La préhistoire, comme ensemble d’études rattachant l’homme actuel à l’homme d’autrefois et nous permettant d’assister à l’évolution continue pendant le temps, constitue une science d’origine très récente : la proclamation officielle de sa naissance ne date que de la deuxième moitié du dix-neuvième siècle, alors que Lyell, dans les congrès anglais, établit comme fait indiscutable l’existence de l’homme et de son industrie pendant la période quaternaire, c’est-à-dire à une époque où les terres et les eaux étaient autrement distribuées que de nos jours et où prévalait un climat différent. Mais, avant que la vérité eût ainsi forcé les portes des congrès et des académies, nombre de travailleurs isolés, de penseurs indépendants avaient déjà nettement reconnu les restes d’un âge de pierre et en avaient interprété le sens.

Dès la première moitié du seizième siècle, le Romain Mercati avait constaté la véritable nature des armes et des instruments que l’universel préjugé désignait sous le nom de « pierres de foudre », et, deux siècles plus tard, Antoine de Jussieu publia un mémoire décisif devançant de cent cinquante années la science officielle[1]. Buffon prononça aussi quelques paroles témoignant de ses pressentiments à cet égard.
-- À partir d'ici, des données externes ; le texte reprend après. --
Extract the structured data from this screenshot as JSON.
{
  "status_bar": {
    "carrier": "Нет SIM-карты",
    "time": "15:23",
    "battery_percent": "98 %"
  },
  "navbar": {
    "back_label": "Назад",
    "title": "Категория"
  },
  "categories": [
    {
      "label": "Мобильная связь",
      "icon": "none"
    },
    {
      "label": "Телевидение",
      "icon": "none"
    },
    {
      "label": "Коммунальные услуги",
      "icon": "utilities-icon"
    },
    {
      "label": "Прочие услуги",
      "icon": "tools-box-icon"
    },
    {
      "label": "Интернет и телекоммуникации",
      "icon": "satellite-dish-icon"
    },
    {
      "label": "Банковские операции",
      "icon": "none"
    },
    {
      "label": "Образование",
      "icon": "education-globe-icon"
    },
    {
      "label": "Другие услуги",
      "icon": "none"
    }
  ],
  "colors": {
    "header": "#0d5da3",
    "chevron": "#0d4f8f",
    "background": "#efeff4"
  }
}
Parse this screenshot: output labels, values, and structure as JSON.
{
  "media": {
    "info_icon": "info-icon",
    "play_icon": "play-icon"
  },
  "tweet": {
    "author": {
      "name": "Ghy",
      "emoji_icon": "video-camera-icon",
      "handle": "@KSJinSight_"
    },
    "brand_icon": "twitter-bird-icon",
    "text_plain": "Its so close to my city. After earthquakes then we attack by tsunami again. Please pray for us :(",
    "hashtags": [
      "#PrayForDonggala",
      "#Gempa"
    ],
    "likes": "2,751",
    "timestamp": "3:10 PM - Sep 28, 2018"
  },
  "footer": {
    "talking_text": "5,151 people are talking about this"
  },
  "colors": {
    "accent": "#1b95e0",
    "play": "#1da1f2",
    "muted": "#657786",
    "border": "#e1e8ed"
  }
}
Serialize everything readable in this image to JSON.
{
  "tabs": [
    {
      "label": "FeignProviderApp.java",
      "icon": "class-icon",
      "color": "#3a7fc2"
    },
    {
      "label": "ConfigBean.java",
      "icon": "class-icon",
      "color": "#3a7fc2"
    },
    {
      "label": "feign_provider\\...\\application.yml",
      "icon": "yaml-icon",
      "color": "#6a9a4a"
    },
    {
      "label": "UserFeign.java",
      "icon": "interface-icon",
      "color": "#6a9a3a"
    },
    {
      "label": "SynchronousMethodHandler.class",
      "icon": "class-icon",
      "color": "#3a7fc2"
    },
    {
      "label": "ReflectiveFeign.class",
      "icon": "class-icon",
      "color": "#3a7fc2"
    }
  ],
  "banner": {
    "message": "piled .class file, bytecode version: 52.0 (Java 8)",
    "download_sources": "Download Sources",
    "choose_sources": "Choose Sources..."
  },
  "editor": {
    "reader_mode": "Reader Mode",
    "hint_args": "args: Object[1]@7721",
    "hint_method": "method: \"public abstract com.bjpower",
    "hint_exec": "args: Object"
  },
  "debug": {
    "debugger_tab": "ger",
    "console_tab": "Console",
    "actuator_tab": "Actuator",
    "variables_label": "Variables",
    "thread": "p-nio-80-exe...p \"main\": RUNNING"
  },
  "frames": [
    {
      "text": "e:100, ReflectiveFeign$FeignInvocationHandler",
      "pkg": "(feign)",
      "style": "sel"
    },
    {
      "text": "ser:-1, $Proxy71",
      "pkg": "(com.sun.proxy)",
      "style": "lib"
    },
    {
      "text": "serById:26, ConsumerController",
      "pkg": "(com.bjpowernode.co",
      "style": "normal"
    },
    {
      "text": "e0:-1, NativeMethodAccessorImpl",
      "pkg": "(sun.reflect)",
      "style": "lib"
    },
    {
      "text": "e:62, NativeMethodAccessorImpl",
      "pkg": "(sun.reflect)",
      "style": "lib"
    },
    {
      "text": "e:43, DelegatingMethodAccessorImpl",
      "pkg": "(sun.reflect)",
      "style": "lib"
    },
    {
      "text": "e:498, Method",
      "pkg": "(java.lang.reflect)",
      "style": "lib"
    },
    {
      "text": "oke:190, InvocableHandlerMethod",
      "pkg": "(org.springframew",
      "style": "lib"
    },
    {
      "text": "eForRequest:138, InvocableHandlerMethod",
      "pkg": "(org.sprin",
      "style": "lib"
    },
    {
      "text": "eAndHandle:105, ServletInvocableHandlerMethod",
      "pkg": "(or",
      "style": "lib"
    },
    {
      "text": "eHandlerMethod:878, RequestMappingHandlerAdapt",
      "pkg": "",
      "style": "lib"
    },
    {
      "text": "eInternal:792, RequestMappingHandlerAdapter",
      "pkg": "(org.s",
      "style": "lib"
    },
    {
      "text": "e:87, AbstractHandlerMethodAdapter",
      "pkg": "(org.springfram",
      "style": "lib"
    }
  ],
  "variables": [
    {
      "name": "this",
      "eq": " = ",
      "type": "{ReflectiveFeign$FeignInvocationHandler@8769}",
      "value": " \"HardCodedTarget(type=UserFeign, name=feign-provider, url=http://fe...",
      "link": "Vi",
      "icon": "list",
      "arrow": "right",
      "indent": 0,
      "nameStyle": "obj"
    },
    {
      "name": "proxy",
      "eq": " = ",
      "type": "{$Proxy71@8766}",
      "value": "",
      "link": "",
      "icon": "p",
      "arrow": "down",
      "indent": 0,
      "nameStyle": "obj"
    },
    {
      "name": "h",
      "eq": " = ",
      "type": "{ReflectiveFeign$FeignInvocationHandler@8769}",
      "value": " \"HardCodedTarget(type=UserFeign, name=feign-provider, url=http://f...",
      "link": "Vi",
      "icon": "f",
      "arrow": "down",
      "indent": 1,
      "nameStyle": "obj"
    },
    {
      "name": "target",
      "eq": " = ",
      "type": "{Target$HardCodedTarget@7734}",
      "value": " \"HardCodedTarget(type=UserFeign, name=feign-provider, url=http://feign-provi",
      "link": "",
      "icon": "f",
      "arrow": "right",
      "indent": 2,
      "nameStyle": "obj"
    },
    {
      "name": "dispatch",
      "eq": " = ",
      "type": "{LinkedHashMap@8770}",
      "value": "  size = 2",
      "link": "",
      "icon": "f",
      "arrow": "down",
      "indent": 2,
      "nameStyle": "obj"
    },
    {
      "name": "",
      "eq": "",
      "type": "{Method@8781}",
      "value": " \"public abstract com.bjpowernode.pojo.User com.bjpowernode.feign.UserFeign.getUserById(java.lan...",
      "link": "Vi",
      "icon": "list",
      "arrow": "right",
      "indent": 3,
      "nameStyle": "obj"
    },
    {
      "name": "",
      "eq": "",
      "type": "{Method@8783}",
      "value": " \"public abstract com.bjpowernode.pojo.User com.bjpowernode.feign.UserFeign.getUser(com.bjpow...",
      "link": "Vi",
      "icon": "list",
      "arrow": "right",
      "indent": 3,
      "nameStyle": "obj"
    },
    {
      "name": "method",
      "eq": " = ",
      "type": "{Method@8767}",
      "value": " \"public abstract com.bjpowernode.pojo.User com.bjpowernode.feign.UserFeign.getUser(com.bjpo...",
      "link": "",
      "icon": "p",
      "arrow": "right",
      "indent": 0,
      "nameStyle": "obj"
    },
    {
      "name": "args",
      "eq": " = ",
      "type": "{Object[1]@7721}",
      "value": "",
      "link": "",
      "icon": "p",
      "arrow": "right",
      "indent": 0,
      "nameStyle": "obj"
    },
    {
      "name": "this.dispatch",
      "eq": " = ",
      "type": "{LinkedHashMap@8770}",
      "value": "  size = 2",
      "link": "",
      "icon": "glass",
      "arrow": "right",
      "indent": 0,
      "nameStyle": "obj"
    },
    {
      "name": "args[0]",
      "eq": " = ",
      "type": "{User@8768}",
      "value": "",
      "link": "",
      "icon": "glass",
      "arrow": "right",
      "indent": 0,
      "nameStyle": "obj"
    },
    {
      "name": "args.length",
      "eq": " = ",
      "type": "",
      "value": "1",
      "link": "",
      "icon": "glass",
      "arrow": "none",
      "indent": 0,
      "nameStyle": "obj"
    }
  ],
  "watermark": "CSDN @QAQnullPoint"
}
Et tandis que Cuvier et ses disciples se mettaient obstinément en travers de tous les novateurs qui n’admettaient pas humblement les dogmes de la science estampillée, la foule des observateurs, que l’étude des terrains amenait à reconnaître des fossiles de l’homme et les témoignages de son industrie à l’époque quaternaire, devenait de plus en plus nombreuse et active. Les Aymard, les Ami-Boué, les Tournai, les Schmerling, les Ghristol, les Marcel de Serres et les Boucher de Perthes triomphèrent enfin de l’obscurantisme représenté par l’école d’un savant qui pourtant avait, lui aussi, laissé un magnifique héritage

  1. Hamy, Précis de Paléontologie humaine ; — Fr. Lenormant, Les premières Civilisations.